The general opinion on the panel today was women rarely move beyond narrow traditional roles in male narratives. “Women and men perceive the world differently, but their works are just as significant, just as valuable. I don't need men to agree with what I write, just recognise it,” exclaimed Kapur on the subject of how work by women writers are received. A believer of “the personal is political”, Manju Kapur said that her new anthology of short stories covers themes like sexuality, motherhood, education, everything that people face.
“You cannot escape gender,” argued Nilanjana Roy as she mulled over her book about cats. “Even in the animal kingdom. Among cats, the queens rule while the toms, like kittens, are cuffed by the queens.” She reminisced about how men in her family were great storytellers, telling fantastic stories while the rest of the family sat in awe around them. “But the real storytellers in my family were the women. There were three generations of unpublished writers before me. The repeated stories of women's lives and sexual trauma get erased, told by someone else or thrown away, so claim your space with more ferocity.”
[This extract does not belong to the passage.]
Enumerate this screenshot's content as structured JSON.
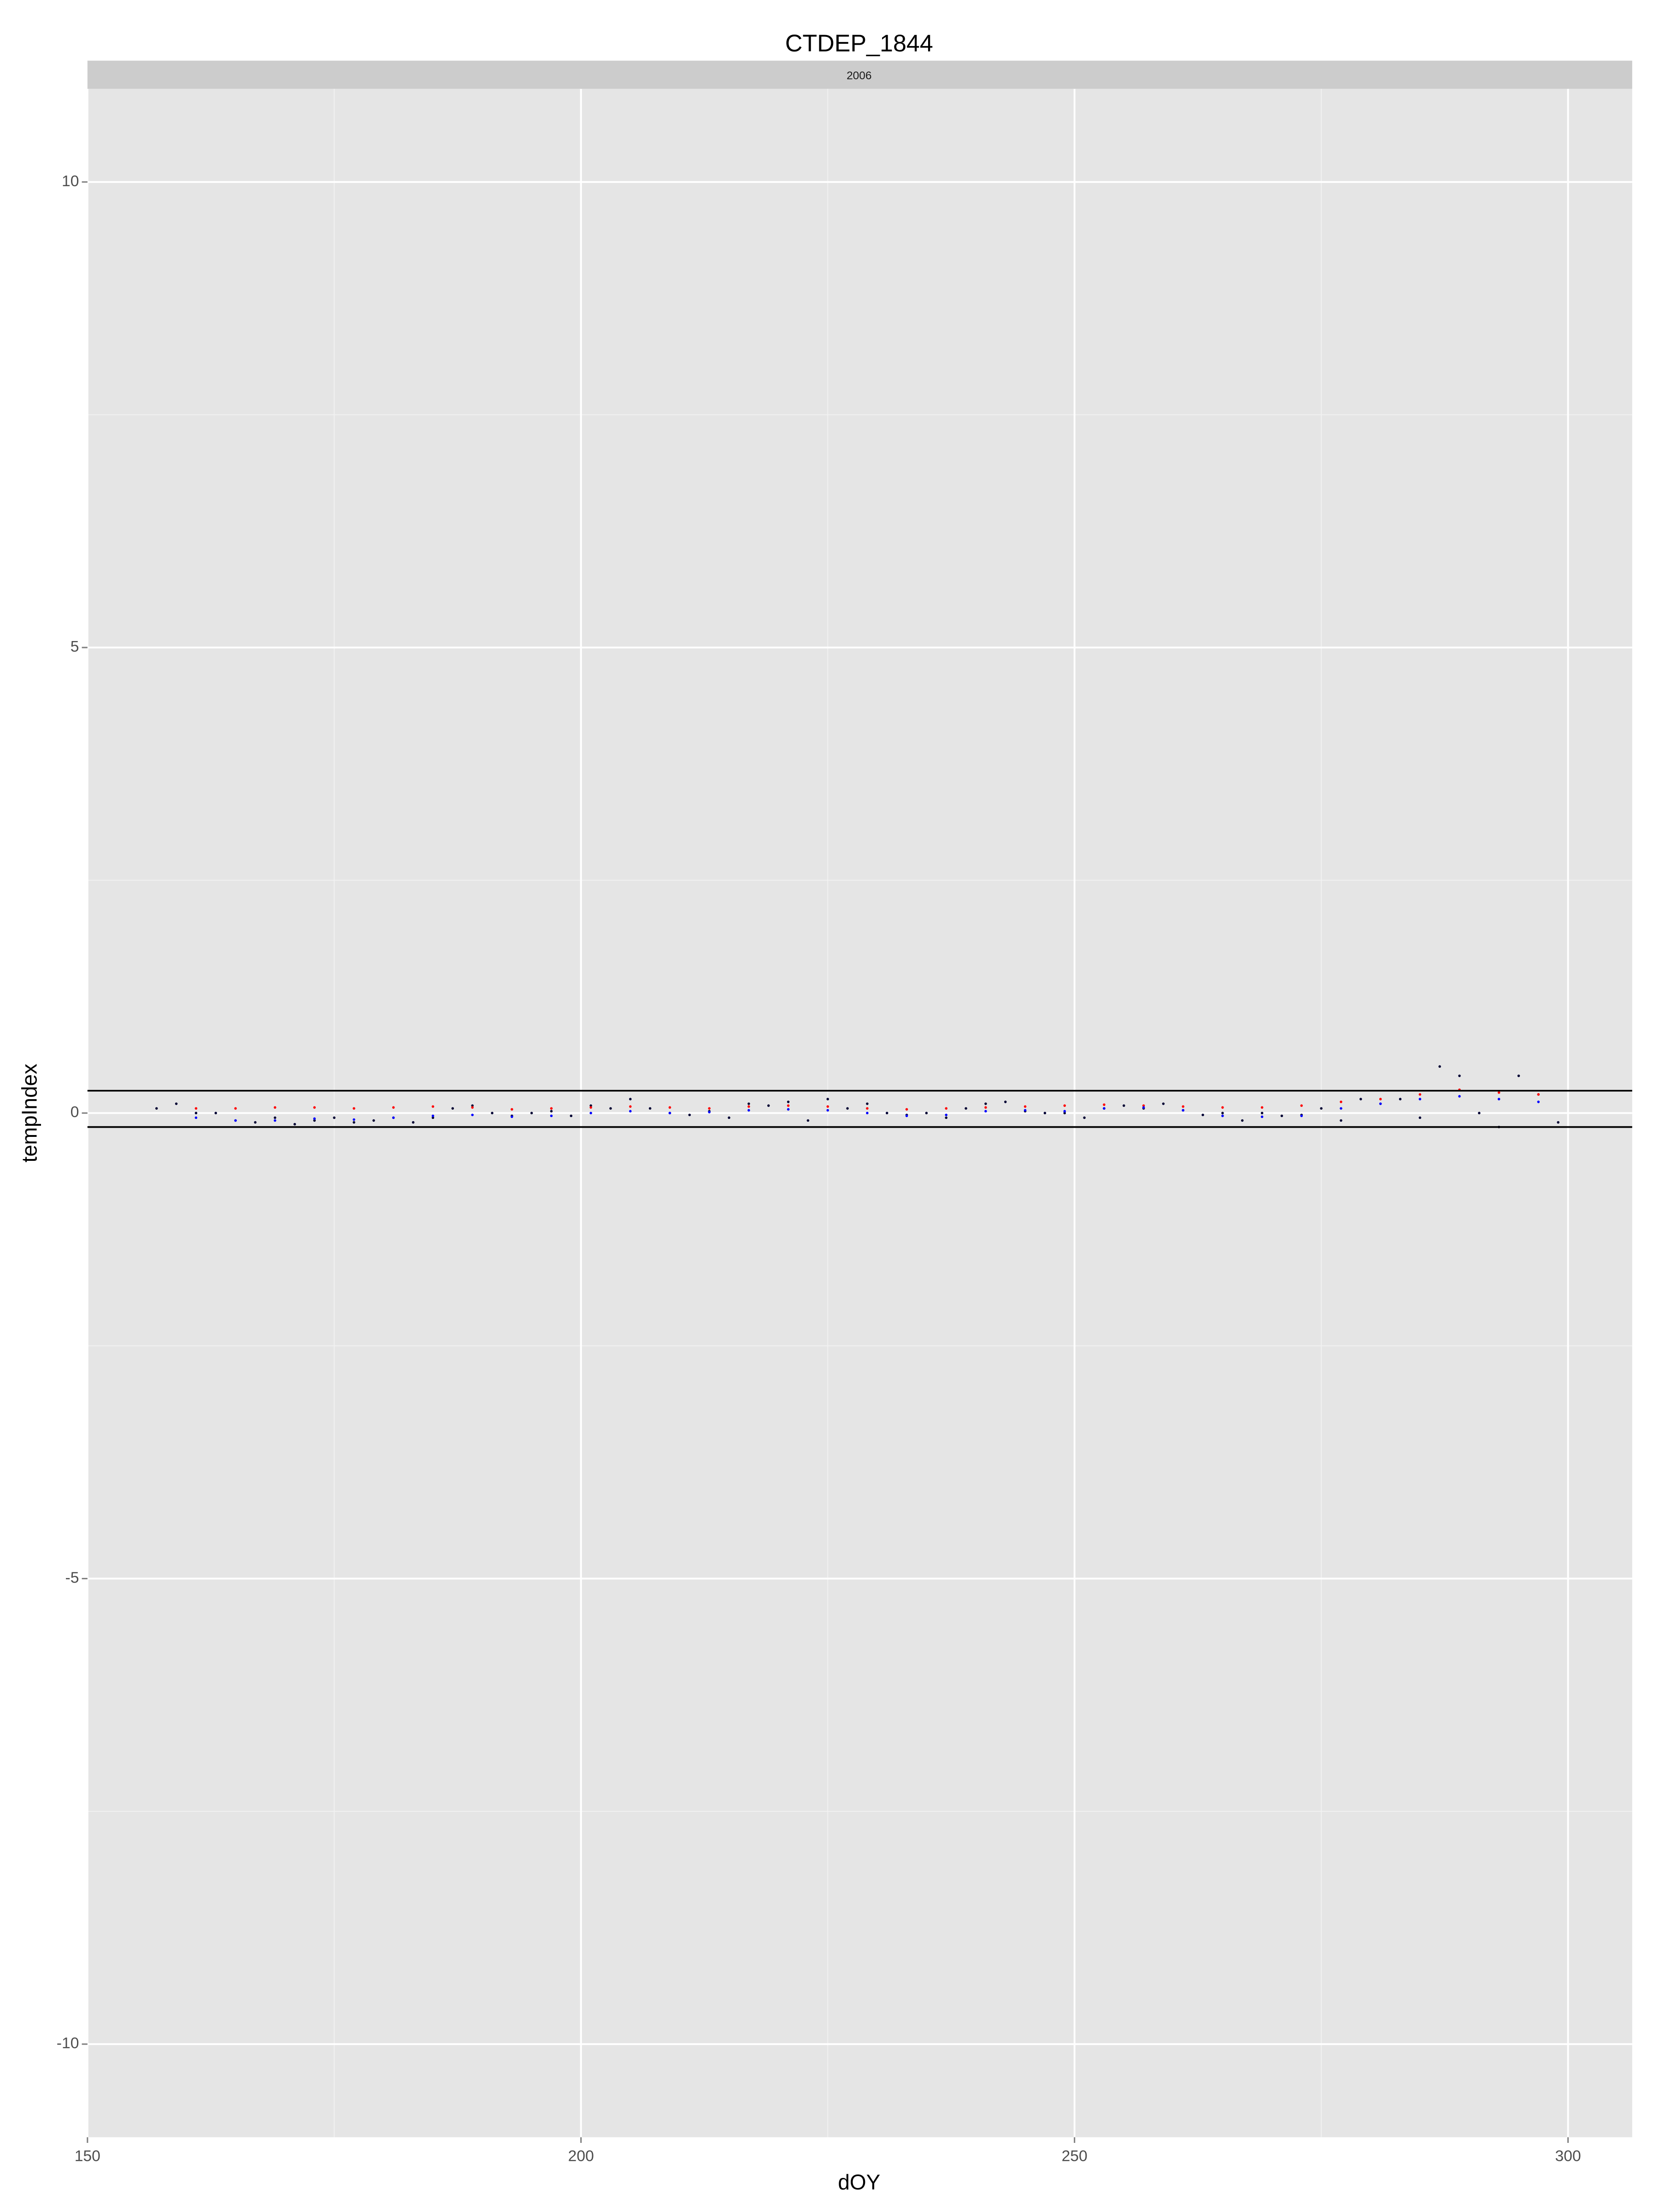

Muneeza Shamsie, on the other hand, came from a matriarchy of writers. “I was not aware of coming from a family of writers. I was sent away at the age of nine, and everything became so remote and dislocated.” She came into contact with the world of writing when she began her career as a freelance journalist: “My editor constantly gave me books to read and I became aware of a whole lot of activity going on in Pakistan.”
On becoming a writer, Manju Kapur said, “I didn't actually want to be a writer. I was a teacher, I had four kids; I had a house that I ran quite poorly. It actually has something to do with turning 40. Is this really all I'm going to leave behind? I think it was the environment that made it so hard to know what to do with writing. It took me three novels to call myself a writer.” Nilanjana Roy had a different experience starting out. “I found my voice on the internet, but I lost it almost immediately.” She was nearly forced out of writing and it wasn't until she started writing under the guise of a male author that the readers became more polite and welcoming of her work.
The book world, it seems, is just as sexist as the real world. Roy quoted, unhappily, “Women writers and a kind of women's writing have been invisible.” But even on a world stage, publishers and critics still stereotype, suggesting book covers such as lipstick stains and supposedly erotic pomegranates for books by women writers. In the words of Nilanjana Roy, “Just claim your space, fast.”